Here are some previous players who were drafted in the 7-14 range and have turned into important pieces on good teams: Cason Wallace (No. 10 in 2023), Dereck Lively (No. 12 in 2023), Dyson Daniels (No. 8 in 2022), Jalen Williams (No. 12 in 2022), and Franz Wagner (No. 8 in 2021). Further down the line: Alperen Sengun (No. 16 in 2021) and Trey Murphy (No. 17 in 2021).
They tried this season. It hasn’t worked
Last summer, Dunleavy used the salary slots of Klay Thompson and Chris Paul to drop out of the first apron and add De’Anthony Melton, Kyle Anderson, and Buddy Hield. After they couldn’t land Paul George or Lauri Markkanen, it was a solid plan.
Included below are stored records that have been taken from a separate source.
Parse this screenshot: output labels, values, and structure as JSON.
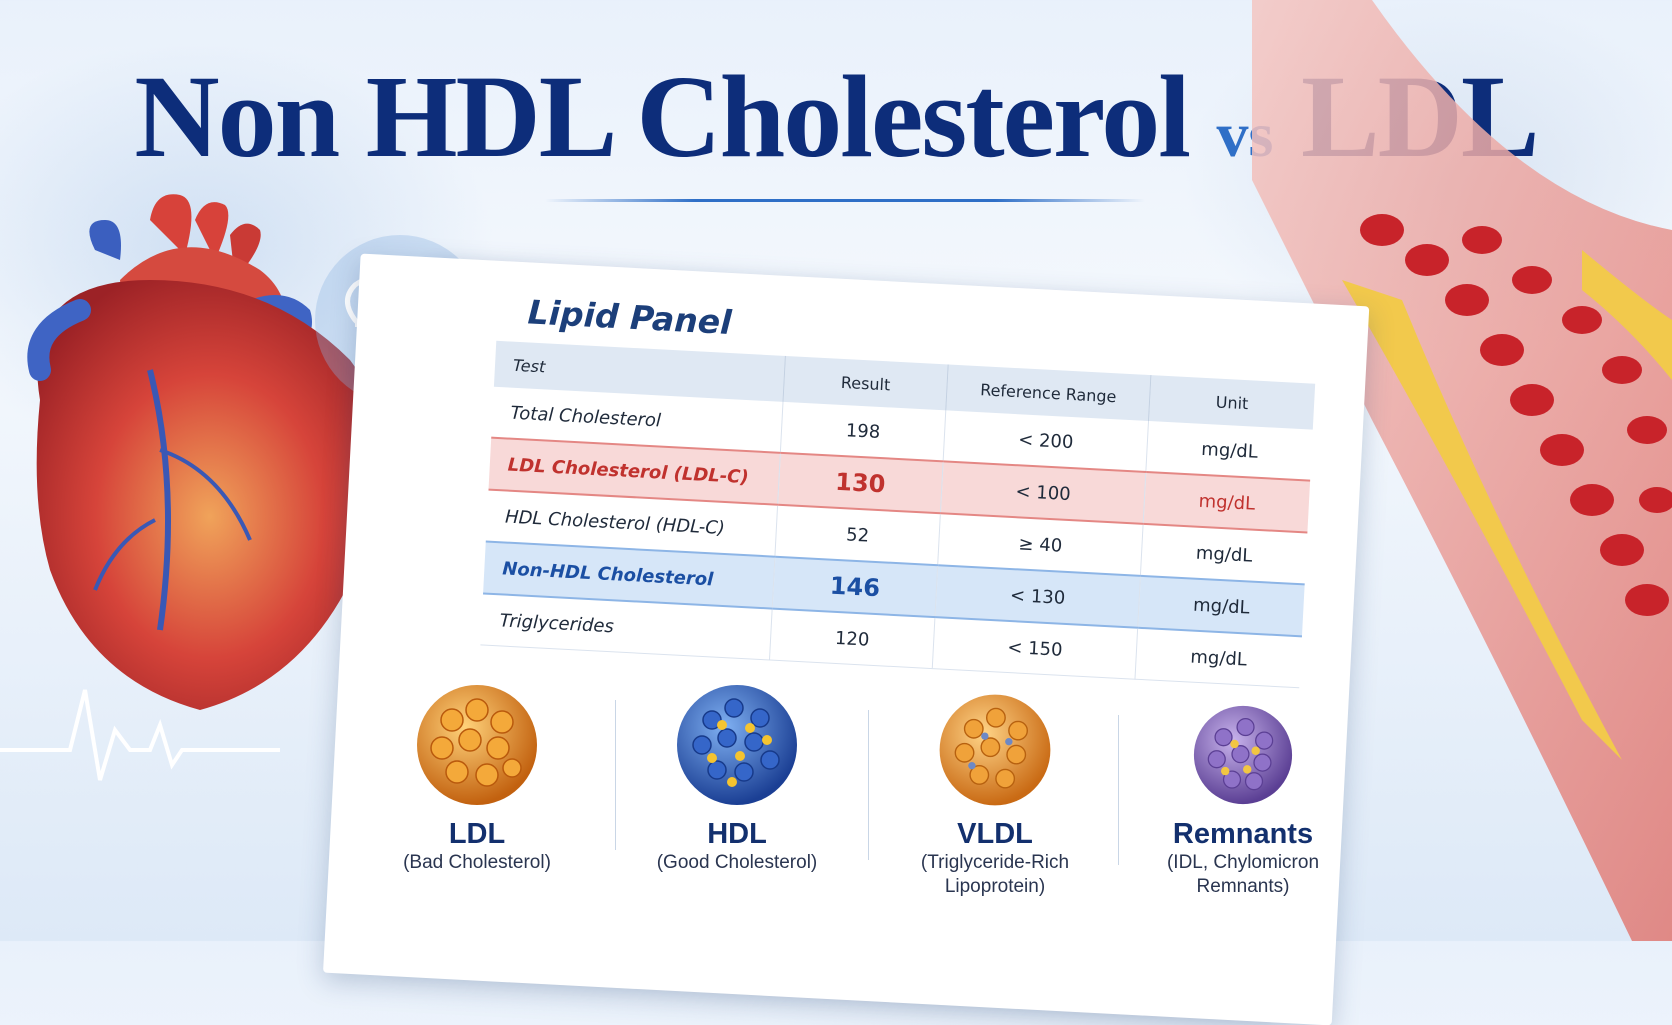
{
  "title": {
    "main": "Non HDL Cholesterol",
    "vs": "vs",
    "tail": "LDL"
  },
  "panel": {
    "title": "Lipid Panel",
    "headers": [
      "Test",
      "Result",
      "Reference Range",
      "Unit"
    ],
    "rows": [
      {
        "test": "Total Cholesterol",
        "result": "198",
        "range": "< 200",
        "unit": "mg/dL",
        "highlight": "none"
      },
      {
        "test": "LDL Cholesterol (LDL-C)",
        "result": "130",
        "range": "< 100",
        "unit": "mg/dL",
        "highlight": "red"
      },
      {
        "test": "HDL Cholesterol (HDL-C)",
        "result": "52",
        "range": "≥ 40",
        "unit": "mg/dL",
        "highlight": "none"
      },
      {
        "test": "Non-HDL Cholesterol",
        "result": "146",
        "range": "< 130",
        "unit": "mg/dL",
        "highlight": "blue"
      },
      {
        "test": "Triglycerides",
        "result": "120",
        "range": "< 150",
        "unit": "mg/dL",
        "highlight": "none"
      }
    ]
  },
  "particles": [
    {
      "name": "LDL",
      "desc1": "(Bad Cholesterol)",
      "desc2": "",
      "color": "#e98a1c",
      "icon": "ldl-particle-icon"
    },
    {
      "name": "HDL",
      "desc1": "(Good Cholesterol)",
      "desc2": "",
      "color": "#2f62c4",
      "icon": "hdl-particle-icon"
    },
    {
      "name": "VLDL",
      "desc1": "(Triglyceride-Rich",
      "desc2": "Lipoprotein)",
      "color": "#ea8f24",
      "icon": "vldl-particle-icon"
    },
    {
      "name": "Remnants",
      "desc1": "(IDL, Chylomicron",
      "desc2": "Remnants)",
      "color": "#8c6bbf",
      "icon": "remnant-particle-icon"
    }
  ],
  "colors": {
    "title": "#0d2d7a",
    "vs": "#2f6fc7",
    "ldl_highlight": "#f8d9d8",
    "nonhdl_highlight": "#d6e6f8"
  }
}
But Melton got hurt, and Hield and Anderson have been so-so. Then Dunleavy flipped Melton for Dennis Schroder, who has looked out of place and hesitant since he arrived. And Kuminga got hurt, which complicated his situation going into restricted free agency next summer.
It’s a little messy. That happens sometimes when you try stuff. Unless the Warriors can make a trade that doesn’t sacrifice part of their future, there’s little need to triple-down on all this at the trade deadline. The Warriors tried. They can try again next summer.
As Curry told reporters after the loss in Toronto on Monday, he does not support “desperate trades or desperate moves that deplete the future. … Doesn’t mean that you’re not trying to get better, doesn’t mean that you’re not active in any type of search.”
So Curry and Draymond don’t want a panic move. Giving up Andrew Wiggins and Kuminga (and more) for Jimmy Butler at this stage in Butler’s controversial career would be panicky and desperate. There’s no big deal out there currently that makes sense. If one comes up, Warriors management will try to do it. And they’ll consult with Curry and Draymond when they do. But it’s far, far more likely something much better will come available next July. And Curry, Draymond, Kerr, and the rest are secure enough to wait for that moment.
It’s not cynical or meek. It’s strategy. The big smart move and the big jump might not happen this summer or next season or the next one, either. But there’s a chance at it. The Warriors owe it to themselves to make sure they don’t blow that chance now.